Replacement costs - are your heifers eating your lunch?
What are your farm's dairy heifer replacement costs? Most dairy producers never think about optimizing replacement costs, even though the cost of raising heifers is often the second biggest cost on a dairy farm behind feed, usually between 15 to 25% of the total cost of production. Replacement cost is the cost of raising or purchasing replacement females minus the money received for cull animals. The average replacement cost for Minnesota dairy herds in 2010 was $447 per cow, with the average cost to raise a replacement heifer at over $1500.

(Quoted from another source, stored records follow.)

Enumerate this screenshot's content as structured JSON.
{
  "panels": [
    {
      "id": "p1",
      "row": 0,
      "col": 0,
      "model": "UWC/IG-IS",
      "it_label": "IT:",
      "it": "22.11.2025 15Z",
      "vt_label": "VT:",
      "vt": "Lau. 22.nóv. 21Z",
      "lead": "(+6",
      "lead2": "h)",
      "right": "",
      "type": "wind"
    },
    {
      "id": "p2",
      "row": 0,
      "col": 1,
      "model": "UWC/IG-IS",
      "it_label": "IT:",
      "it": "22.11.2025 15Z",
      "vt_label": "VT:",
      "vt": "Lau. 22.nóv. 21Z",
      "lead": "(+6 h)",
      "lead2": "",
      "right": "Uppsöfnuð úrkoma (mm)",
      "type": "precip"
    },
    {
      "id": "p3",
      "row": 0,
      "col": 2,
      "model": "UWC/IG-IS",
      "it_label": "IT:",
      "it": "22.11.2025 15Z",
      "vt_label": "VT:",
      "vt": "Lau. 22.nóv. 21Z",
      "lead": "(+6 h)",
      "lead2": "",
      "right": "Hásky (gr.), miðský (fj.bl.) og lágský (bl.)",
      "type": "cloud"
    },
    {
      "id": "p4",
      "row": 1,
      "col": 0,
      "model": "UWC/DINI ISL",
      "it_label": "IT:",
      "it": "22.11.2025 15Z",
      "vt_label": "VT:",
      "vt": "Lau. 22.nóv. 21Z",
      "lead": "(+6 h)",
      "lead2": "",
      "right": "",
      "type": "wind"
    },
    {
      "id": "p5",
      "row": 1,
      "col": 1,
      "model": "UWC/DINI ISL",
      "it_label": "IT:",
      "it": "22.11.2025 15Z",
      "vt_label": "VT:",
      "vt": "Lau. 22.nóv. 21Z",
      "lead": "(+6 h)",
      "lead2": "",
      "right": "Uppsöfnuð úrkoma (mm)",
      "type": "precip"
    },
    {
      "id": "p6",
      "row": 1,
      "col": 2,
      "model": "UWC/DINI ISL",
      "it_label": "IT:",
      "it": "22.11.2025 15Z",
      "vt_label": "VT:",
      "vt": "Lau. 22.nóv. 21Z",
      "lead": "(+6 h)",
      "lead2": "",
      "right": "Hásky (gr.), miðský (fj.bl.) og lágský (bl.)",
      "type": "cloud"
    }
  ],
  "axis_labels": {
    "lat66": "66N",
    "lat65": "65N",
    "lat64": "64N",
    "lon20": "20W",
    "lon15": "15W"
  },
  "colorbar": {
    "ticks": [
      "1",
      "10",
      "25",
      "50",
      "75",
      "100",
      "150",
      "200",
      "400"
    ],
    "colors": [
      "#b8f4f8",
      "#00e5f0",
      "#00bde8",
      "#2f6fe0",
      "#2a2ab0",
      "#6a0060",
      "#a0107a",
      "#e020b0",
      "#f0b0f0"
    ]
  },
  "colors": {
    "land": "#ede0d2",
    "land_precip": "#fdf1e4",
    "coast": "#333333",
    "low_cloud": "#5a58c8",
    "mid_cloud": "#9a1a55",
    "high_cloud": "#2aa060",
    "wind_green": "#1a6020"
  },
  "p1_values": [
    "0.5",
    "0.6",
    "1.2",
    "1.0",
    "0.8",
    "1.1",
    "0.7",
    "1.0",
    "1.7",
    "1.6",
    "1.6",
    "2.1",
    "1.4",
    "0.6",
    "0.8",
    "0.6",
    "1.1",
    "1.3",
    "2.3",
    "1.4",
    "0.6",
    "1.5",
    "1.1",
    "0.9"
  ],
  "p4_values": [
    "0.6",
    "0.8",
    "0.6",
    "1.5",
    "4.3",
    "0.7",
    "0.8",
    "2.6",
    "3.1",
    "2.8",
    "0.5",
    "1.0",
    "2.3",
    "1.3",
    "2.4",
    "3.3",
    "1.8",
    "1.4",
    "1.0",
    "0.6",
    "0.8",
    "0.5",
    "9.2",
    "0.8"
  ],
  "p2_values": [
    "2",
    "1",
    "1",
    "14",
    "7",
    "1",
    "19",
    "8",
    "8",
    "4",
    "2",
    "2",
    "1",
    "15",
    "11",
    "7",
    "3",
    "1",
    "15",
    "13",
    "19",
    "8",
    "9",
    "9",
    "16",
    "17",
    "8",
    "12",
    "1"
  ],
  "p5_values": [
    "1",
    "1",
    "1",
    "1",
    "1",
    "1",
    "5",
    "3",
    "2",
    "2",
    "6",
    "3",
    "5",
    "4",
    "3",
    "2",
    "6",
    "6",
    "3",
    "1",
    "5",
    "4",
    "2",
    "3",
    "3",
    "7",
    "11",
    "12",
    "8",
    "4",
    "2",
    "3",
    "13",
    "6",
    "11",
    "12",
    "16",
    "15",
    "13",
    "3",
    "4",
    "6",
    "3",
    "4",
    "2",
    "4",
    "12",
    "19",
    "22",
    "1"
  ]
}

Replacement costs cannot be evaluated without consideration of culling rates. The ultimate goal of a culling/replacement strategy should be to maximize the profit of each stall in the barn. If you believe your herd's cull rate is too high, evaluate the reasons cows are prematurely leaving the herd and then focus on fixing the management deficiencies that are leading to the excessively high cull rate.
One of the major factors affecting replacement costs is total heifers in inventory. The inventory required is affected by age at first freshening and cow culling rate. Figure 1 shows that only 80 heifers are needed in inventory to maintain the herd's size that has a 24-month age at first freshening and a 30% cull rate. Compare this to 130 heifers needed with a 45% cull rate and a 26-month age at first freshening. For a 100-cow dairy, the result of the difference will be a $36,019 lower annual replacement cost if all other herd costs are similar and assuming a $2 per day raising cost.
Figure 1. Replacement inventory needed.
The biggest cost of raising replacements is feed cost. The goal of every producer should be to minimize feed cost while achieving optimum growth. Achieving this goal will vary depending on geographical location and feedstuffs available. Producers should work with their nutritionist to reach this goal. Here are some general strategies to reduce feed cost for raising replacements:
1. Encourage early starter intake to allow for early weaning
2. Minimize shrink and feed waste
3. Avoid overfeeding nutrients - follow NRC (National Research Council) requirements
4. Procure forages that are economical
5. Balance low cost rations
6. Minimize refusals - feed to an empty bunk
There are several approaches that have been successful in lowering feed cost. These include managed intensive grazing, feeding crop residues and by-products, and limit feeding. However, specific management strategies are needed for success. Again, work closely with your nutritionist if you are going to try one of these approaches.
Average days to first calving has a big effect on replacement costs because it affects the total days on feed before calving. Often times the focus has been growing heifers faster in order to begin breeding them younger and have them calve at an earlier age. The problem seen in herds is not that producers are starting to breed heifers at an early enough age, but typically it is getting all heifers bred very rapidly after the voluntary waiting period. It is important to get all heifers bred in a timely manner. The advantages include:
1. Decrease in overall raising costs
2. More homogenous groups make feeding and management easier
3. Prevents overweight old heifers
Figure 2 shows age at first calving for two herds that I work with. Even though the average age at first calving is pretty similar (24 vs. 25 months), 89% of the heifers in Herd 1 calve between 22 and 25 months of age while in Herd 2 only 73% of the heifers calve during the same time frame.
SummaryReplacement costs are large on every dairy farm. Replacement costs can be optimized by focusing on a few key strategies. These include:
1. Optimize cull rate by minimizing involuntary culling
2. Grow heifers rapidly on low cost diets
3. Develop a breeding strategy that gets all heifers bred rapidly after the voluntary waiting period.
Figure 2. Age at first calving for two different herds.